The task team found stereotypes were still presented, such as that the various races prefer different sports activities.
The report mentioned the grade 3 Sonder Grense Afrikaans textbook, which tended to give "colonial" names to servants, for example Mieta and Selina.
The grade 9 Oxford Successful Life Orientation textbook was "particularly concerning" in its projection of poor communities.
According to the book, "in some poor communities parents send their girls out to have sex so that the family can eat".
Public consultations during which the preliminary findings of the task team report were shared also sparked debate.
According to the report, one person attending such a meeting described the textbooks as racist.
"The participant said textbooks showed pictures of people who were too black or had thick lips," the report said.
"When this arose, the members of the MTT [ministerial task team] who were present asked the speaker to send them the details of the textbook."
The report found that there were "notable silences and omissions" about religion, family status and disability.

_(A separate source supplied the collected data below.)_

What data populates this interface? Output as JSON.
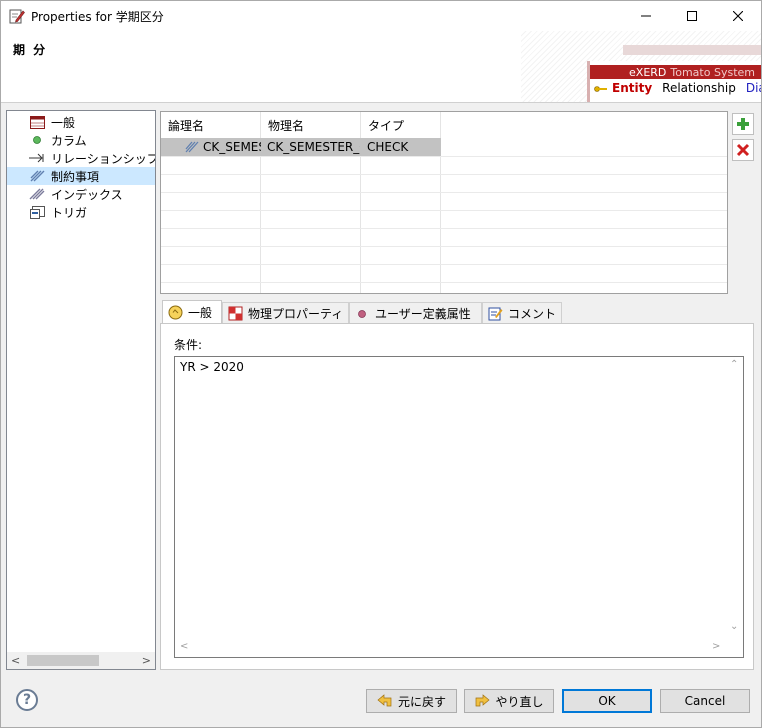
{
  "window": {
    "title": "Properties for 学期区分",
    "heading": "期 分"
  },
  "banner": {
    "brand_main": "eXERD",
    "brand_sub": "Tomato System",
    "tab_entity": "Entity",
    "tab_relationship": "Relationship",
    "tab_diagram": "Diag"
  },
  "tree": {
    "items": [
      {
        "label": "一般",
        "icon": "table-icon"
      },
      {
        "label": "カラム",
        "icon": "column-dot-icon"
      },
      {
        "label": "リレーションシップ",
        "icon": "relationship-arrow-icon"
      },
      {
        "label": "制約事項",
        "icon": "constraint-icon",
        "selected": true
      },
      {
        "label": "インデックス",
        "icon": "index-icon"
      },
      {
        "label": "トリガ",
        "icon": "trigger-icon"
      }
    ]
  },
  "table": {
    "headers": [
      "論理名",
      "物理名",
      "タイプ"
    ],
    "rows": [
      {
        "logical": "CK_SEMESTER_CLASS",
        "physical": "CK_SEMESTER_CLASS",
        "type": "CHECK"
      }
    ]
  },
  "detail_tabs": [
    {
      "label": "一般",
      "icon": "general-icon",
      "active": true
    },
    {
      "label": "物理プロパーティ",
      "icon": "physical-property-icon"
    },
    {
      "label": "ユーザー定義属性",
      "icon": "user-attribute-icon"
    },
    {
      "label": "コメント",
      "icon": "comment-icon"
    }
  ],
  "condition": {
    "label": "条件:",
    "value": "YR > 2020"
  },
  "footer": {
    "help": "?",
    "undo_label": "元に戻す",
    "redo_label": "やり直し",
    "ok_label": "OK",
    "cancel_label": "Cancel"
  },
  "colors": {
    "accent_red": "#b02020",
    "selection_blue": "#cce8ff",
    "ok_border": "#0078d7"
  }
}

"Atheism was not identified in any textbook."
Hans Pietersen, chair of the Organisasie vir Godsdienste-Onderrig en Demokrasie (Organisation for Religious Education and Democracy), told the Sunday Times that the overrepresentation of Christianity and African traditional religion in textbooks and the neglect of Buddhism, paganism and nonbelief was disappointing.
Pietersen won a high court application against several schools two years ago, which resulted in schools being banned from promoting one religion only.
Professor Crain Soudien, chair of the task team, said as far as race and gender were concerned, "the textbooks were inclusive and come out looking all right".
But he added: "They don't do that when it comes to the very much more delicate and sensitive issues of sexuality, religion and disability."
Soudien said the absence of references to the LGBTIQ+ community in textbooks was a question that required "a lot of conversation by the country".
For a country that was so religious, there was little discussion about religious inclusivity and tolerance, he said. "Just show Muslims and Christians and make them visible in textbooks. It's not complicated."
He said that none of the 39 textbooks was offensive to the point that it had to be permanently removed from the curriculum.